Boris leading the pack!
Leaning on corner 3 - Janssen took risks for this shot!
The second day of the Philly Phlyer showcased the Temple University Criterium. A fast and flat four corner course, the last corner carried a technical challenge in that it was extremely narrow and of suboptimal road quality (i.e. bumpy). The first few laps of the race were really fast after a savage from-the-gun attack by Félix Fournier of McGill University. I tried to establish a breakaway after the first lap and opened a small gap with a rider from Liberty University, but we were quickly reeled back in. It seemed people were marking me now, and I would not have an easy chance to get away. I made a tactical mistake once the pack got back on our tail. As a novice racer, I expected people to start taking pulls or attacking. But everyone was content with me doing a solo effort on the front for a few laps, before Boris kindly moved up to the front to tell me to stop working so hard! I fell back into the pack to save my energy, and waited for something to happen. Noel Hwang from Tufts University attacked to open a small gap with about six laps to go, and went alone to build a fifteen second advantage ahead of us. With two laps to go, he still had an sizeable advantage (in my opinion) and nobody was willing to work to bridge. I attacked after the first corner on the final lap with a sprint on the tailwind section. After a quick look back after the second corner I saw I had a small gap and decided to carry on full gas in aero position, until I caught the solo rider before the last corner and finished the race with a small sprint that would secure my second victory in as many days.

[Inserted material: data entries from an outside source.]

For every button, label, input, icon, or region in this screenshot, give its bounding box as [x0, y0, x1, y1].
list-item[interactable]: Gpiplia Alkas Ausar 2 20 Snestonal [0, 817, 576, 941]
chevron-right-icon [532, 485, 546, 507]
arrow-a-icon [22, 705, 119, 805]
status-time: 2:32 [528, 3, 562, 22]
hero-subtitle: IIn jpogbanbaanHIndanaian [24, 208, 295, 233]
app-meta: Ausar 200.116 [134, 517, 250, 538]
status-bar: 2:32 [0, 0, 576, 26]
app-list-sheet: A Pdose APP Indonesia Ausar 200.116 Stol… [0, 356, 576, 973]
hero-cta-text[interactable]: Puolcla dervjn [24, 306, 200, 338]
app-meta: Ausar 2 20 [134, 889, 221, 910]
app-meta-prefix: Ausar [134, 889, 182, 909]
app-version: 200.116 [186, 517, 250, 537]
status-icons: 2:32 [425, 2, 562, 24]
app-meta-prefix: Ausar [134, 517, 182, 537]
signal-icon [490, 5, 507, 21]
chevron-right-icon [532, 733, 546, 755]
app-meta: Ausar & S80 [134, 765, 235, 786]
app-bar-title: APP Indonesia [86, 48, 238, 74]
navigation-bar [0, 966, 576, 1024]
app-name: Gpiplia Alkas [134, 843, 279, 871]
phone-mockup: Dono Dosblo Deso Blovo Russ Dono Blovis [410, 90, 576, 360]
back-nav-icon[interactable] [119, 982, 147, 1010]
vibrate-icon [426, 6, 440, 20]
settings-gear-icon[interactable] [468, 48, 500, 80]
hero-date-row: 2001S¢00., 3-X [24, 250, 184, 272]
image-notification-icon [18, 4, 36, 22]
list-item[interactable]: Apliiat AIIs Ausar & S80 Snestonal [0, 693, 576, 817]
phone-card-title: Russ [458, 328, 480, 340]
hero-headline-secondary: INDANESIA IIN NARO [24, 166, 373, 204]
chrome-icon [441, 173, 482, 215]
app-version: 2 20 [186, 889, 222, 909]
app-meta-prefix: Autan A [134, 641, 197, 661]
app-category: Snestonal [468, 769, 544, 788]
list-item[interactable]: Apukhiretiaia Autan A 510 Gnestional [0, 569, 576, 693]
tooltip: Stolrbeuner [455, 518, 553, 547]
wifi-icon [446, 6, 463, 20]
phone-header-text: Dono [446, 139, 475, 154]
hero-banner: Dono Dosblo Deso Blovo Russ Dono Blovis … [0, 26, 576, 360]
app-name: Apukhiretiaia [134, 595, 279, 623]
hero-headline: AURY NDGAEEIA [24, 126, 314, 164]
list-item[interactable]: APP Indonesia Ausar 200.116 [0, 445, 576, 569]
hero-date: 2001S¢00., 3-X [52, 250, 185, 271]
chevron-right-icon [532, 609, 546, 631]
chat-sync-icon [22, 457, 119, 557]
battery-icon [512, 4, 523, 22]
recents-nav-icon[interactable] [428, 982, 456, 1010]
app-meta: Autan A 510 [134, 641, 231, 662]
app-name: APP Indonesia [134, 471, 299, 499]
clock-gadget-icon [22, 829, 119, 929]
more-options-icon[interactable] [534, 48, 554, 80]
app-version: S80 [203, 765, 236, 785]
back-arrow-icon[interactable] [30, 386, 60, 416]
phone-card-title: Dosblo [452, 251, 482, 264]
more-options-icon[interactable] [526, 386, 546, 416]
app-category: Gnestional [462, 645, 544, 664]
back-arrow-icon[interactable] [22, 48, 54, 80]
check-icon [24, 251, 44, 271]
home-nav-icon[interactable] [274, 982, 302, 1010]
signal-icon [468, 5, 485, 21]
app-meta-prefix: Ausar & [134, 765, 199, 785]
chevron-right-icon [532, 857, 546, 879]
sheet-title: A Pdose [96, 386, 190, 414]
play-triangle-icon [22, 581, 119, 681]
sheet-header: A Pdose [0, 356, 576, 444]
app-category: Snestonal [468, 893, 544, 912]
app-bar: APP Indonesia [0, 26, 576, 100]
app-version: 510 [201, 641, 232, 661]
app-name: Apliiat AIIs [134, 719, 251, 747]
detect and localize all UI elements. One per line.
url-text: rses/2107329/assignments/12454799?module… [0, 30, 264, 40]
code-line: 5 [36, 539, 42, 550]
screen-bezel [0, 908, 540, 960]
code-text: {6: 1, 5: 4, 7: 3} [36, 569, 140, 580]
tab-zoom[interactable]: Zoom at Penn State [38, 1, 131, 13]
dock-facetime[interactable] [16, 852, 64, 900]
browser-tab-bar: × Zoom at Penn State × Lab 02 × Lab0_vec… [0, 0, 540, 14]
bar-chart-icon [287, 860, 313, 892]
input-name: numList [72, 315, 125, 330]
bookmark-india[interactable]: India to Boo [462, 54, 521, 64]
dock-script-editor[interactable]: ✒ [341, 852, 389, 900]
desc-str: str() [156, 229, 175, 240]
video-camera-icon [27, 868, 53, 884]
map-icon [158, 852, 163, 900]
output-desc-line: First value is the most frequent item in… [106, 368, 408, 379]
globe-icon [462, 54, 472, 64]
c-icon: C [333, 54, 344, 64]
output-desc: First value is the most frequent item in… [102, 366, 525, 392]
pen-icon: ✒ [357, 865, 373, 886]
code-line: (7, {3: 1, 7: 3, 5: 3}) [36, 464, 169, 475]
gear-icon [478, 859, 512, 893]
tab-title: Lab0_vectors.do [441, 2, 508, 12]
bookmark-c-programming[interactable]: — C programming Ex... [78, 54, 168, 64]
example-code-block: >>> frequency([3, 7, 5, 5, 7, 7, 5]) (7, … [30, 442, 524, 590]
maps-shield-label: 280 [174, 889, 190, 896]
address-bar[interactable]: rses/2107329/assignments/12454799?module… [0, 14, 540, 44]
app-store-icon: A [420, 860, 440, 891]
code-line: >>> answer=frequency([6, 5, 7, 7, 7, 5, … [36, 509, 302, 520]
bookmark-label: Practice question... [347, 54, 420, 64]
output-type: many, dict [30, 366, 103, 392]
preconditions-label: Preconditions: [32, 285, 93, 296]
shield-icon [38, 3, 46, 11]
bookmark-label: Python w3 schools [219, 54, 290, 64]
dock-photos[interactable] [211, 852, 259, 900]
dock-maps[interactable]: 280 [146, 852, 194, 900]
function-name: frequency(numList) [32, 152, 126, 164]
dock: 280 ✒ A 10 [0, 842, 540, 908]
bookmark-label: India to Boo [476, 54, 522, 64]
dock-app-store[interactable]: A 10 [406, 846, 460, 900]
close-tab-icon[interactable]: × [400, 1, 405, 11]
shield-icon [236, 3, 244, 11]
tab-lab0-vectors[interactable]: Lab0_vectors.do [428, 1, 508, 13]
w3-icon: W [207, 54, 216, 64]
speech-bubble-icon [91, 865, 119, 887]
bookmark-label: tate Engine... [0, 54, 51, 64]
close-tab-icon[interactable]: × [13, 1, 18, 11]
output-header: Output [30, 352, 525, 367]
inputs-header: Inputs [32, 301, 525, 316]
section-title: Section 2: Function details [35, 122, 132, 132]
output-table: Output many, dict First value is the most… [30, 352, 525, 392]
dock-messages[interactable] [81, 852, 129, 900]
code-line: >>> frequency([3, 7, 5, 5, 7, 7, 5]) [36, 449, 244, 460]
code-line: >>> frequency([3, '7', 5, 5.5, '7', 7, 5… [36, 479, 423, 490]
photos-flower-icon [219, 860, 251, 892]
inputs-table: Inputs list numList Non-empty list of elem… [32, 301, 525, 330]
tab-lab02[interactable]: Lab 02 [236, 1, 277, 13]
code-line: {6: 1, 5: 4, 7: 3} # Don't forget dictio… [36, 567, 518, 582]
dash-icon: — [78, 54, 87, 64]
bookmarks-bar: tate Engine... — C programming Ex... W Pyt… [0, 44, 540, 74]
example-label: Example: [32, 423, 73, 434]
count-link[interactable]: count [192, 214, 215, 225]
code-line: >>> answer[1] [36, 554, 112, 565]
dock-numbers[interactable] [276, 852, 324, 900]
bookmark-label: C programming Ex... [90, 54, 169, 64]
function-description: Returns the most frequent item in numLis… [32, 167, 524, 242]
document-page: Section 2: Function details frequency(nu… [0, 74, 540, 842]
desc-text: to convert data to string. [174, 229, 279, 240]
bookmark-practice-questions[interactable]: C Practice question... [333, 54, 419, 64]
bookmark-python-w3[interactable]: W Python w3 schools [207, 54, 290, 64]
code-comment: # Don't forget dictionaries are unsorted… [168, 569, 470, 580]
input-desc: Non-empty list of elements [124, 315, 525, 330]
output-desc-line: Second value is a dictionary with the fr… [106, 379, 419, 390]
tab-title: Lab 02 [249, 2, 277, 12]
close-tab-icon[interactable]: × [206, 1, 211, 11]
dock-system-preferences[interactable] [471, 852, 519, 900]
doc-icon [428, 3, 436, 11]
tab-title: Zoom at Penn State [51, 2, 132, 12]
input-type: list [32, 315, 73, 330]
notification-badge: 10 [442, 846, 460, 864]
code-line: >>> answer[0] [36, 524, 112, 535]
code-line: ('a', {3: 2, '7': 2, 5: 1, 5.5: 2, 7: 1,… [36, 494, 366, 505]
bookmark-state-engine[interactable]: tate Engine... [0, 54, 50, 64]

All in all we had a fun, fast, and educational weekend of racing. Getting to explore Philadelphia and trying some world-famous cheesesteaks was the icing on the cake. Hungry to continue testing our fitness and improving skills as racers, we look forward to our next ECCC weekend in Lewisburg, PA (The Bucknell Cycling Classic, hosted by Bucknell University, which is thankfully a bit shorter of a drive from Toronto!).